Novia langsung teringat semua perlakuan ibu mertuanya selama ini.


" Vi, tante harap kamu bisa memaklumi sikap mertuamu mungkin pernah menyinggung perasaanmu " nada suara tante Lili terdengar sendu.


" Iya tante, aku memaklumi selama itu tidak menyangkut orang tua dan keluargaku."


" Oh iya satu lagi, tante mohon mertuamu jangan sampai tahu tante kesini dia bisa marah besar tante takut kamu yang jadi sasarannya."


" Iya tante, dijamin pasti aman" jawab Novia sambil tersenyum ke arah Lili.


" Baiklah tante pulang dulu, ini sudah larut kamu harus istirahat."


Kemudian tante Lili beranjak dan melangkah keluar di ikuti Novia yang menutup pintu setelah tante Lili menjauh.


Setelah menutup pintu, Novia mematikan lampu dan masuk ke kamar lalu beristirahat karena besok dia harus bangun pagi.


Keesokkan paginya Novia terbangun, dia menoleh ke samping tempat biasanya Irwan tidur tapi kosong artinya suaminya tidak pulang semalam.


" Kemana dia, apa seperti ini setiap kali orang tuanya bertengkar ? Sungguh mereka benar - benar mereka tak bisa jadi panutan " gumamnya lalu beranjak bangun untuk shalat subuh.


Selesai shalat, seperti biasa Novia menyiapkan sarapan dan bekal Camillah ke sekolah lalu mandi, kemudian dia membangunkan Camillah.


" Ayo sarapan dulu nak, baru berangkat sekolah."


" Iya, siapa yang mengantarku ke sekolah ?"


" Mama yang antar Camillah, setelah itu mama berangkat kerja "


" Kalau mama belum sempat menjemput, minta tolong sama ibu guru yang mengantar Camillah pulang ya " Novia memberi pesan pada Camillah khawatir terlambat menjemputnya nanti.
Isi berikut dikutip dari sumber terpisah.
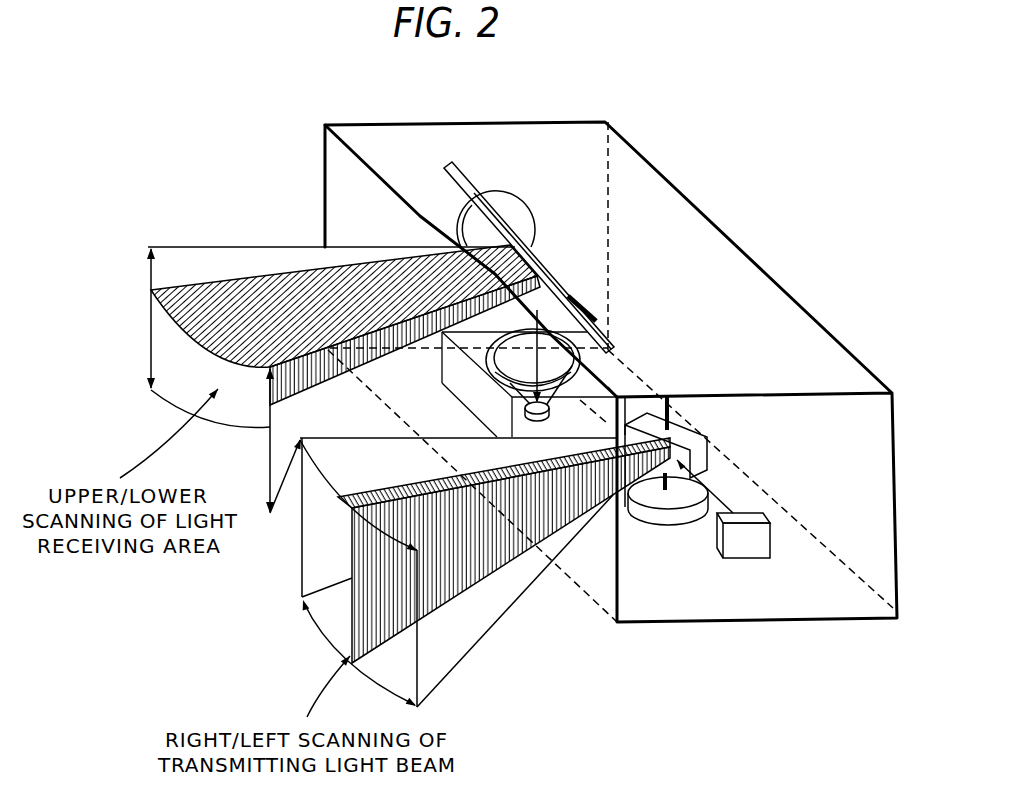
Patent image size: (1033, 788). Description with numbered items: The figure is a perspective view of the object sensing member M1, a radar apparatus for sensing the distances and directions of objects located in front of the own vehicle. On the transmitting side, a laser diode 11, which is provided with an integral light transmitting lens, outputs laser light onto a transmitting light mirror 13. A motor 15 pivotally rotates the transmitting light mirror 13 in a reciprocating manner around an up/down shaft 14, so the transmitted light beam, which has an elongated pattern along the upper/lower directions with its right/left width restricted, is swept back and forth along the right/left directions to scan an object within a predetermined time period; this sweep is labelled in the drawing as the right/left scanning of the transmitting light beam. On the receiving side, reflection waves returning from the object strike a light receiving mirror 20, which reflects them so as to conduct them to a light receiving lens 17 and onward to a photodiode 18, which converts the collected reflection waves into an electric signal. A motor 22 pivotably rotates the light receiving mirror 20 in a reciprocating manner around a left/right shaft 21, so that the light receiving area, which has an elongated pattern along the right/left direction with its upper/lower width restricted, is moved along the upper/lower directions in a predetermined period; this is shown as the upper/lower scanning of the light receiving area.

The object sensing member M1 is at (797, 194).
The laser diode 11 is at (742, 547).
The transmitting light mirror 13 is at (700, 457).
The up/down shaft 14 is at (671, 410).
The motor 15 is at (663, 517).
The light receiving lens 17 is at (585, 352).
The photodiode 18 is at (518, 405).
The light receiving mirror 20 is at (470, 177).
The left/right shaft 21 is at (580, 300).
The motor 22 is at (518, 215).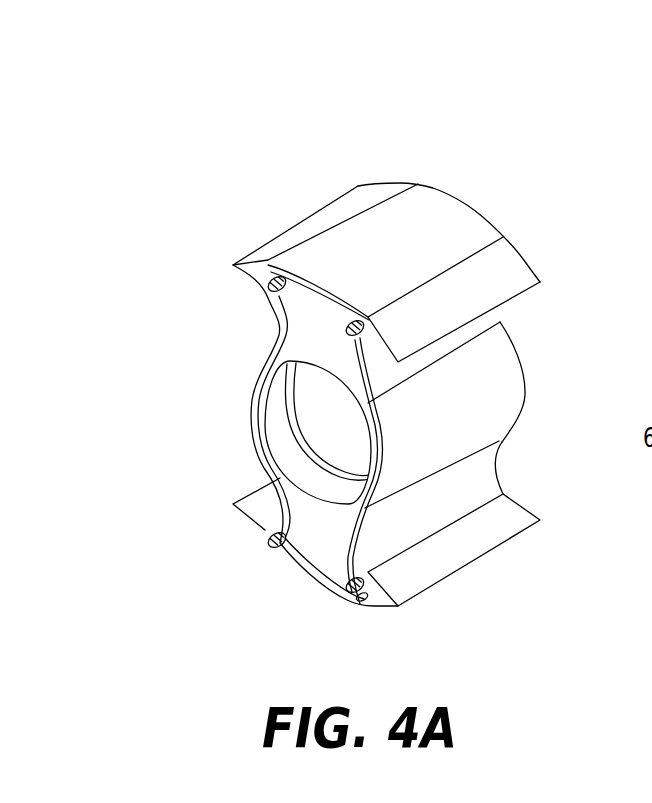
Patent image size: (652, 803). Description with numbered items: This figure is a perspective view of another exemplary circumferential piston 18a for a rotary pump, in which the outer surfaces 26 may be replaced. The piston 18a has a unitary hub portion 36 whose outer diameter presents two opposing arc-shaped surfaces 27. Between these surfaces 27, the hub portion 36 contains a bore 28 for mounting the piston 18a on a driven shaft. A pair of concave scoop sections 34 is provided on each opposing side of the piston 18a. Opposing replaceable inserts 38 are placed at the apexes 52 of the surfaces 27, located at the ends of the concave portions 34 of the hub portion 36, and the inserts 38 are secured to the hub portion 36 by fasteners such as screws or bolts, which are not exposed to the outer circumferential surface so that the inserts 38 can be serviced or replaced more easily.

The piston 18a is at (383, 100).
The surfaces 26 is at (340, 147).
The opposing surfaces 27 is at (446, 210).
The bore 28 is at (278, 415).
The concave scoop sections 34 is at (493, 313).
The hub portion 36 is at (540, 403).
The replaceable inserts 38 is at (515, 261).
The apexes 52 is at (410, 183).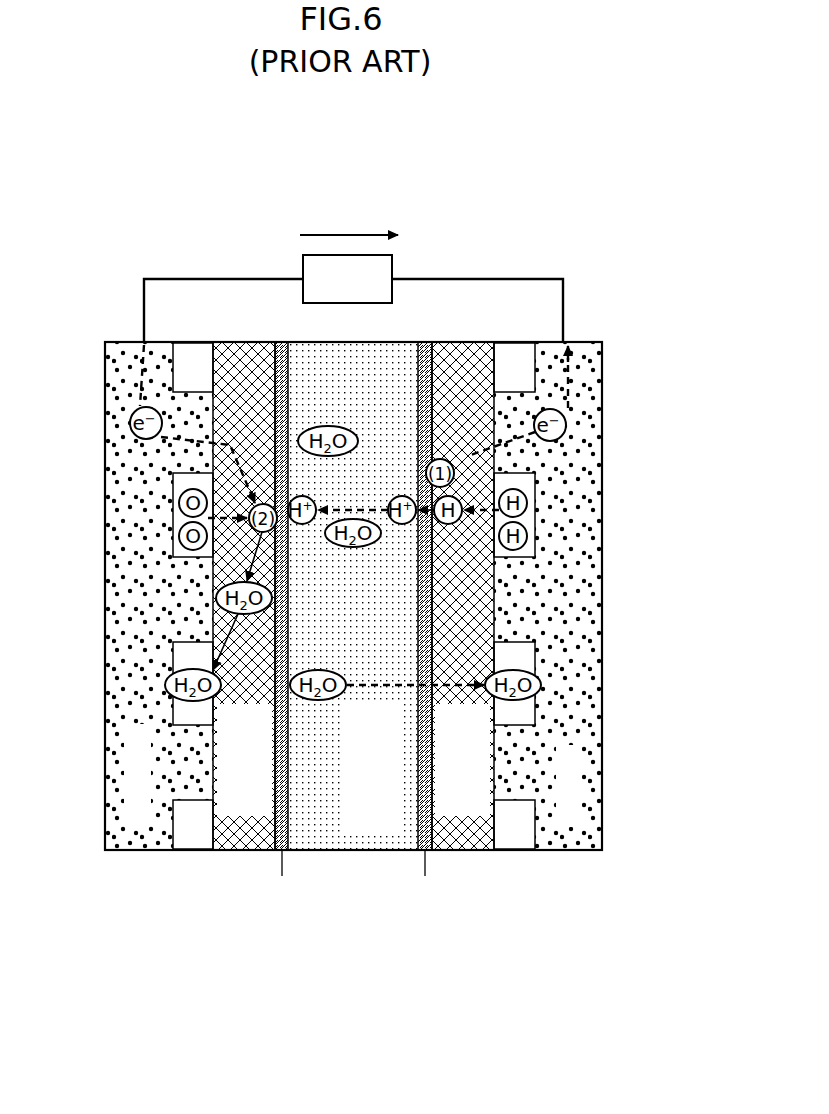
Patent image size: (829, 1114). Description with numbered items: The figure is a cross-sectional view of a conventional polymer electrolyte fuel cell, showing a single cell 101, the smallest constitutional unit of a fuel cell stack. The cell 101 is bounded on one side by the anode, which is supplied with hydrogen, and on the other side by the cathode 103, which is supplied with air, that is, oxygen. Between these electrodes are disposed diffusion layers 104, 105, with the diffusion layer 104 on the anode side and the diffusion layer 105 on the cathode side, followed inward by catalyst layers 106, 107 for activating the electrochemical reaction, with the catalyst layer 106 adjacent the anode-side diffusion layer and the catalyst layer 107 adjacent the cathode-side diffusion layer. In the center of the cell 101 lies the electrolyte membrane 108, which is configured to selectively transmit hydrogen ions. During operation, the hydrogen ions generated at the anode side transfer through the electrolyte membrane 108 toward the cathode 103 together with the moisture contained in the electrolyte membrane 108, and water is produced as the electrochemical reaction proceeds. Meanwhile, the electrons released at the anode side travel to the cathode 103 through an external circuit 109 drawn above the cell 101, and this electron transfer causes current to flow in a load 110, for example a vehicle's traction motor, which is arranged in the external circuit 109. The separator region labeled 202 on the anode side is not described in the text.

" Ayo kita berangkat sekarang " lalu membawa tas Camillah dan membuka pintu.


Saat membuka pintu Novia terkejut, Irwan yang muncul di depan pintu dia mundur dua langkah sambil memegang dadanya.


" Biar aku yang mengantar Camillah, kamu langsung berangkat saja kerja " kemudian mengambil tas Camillah di tangan Novia.


" Semalam tidur dimana, kamu tidak kerja hari ini ?" sambil menatap dan memberi pertanyaan beruntun untuk suaminya.


" Dari rumah Ina tua nginap disana, malas hari ini aku mau istirahat."


" Ya sudah, ayo kamu antar Camillah dan aku berangkat kerja." Mereka lalu berjalan beriringan berpisah di gerbang dan berangkat ke tujuan masing - masing.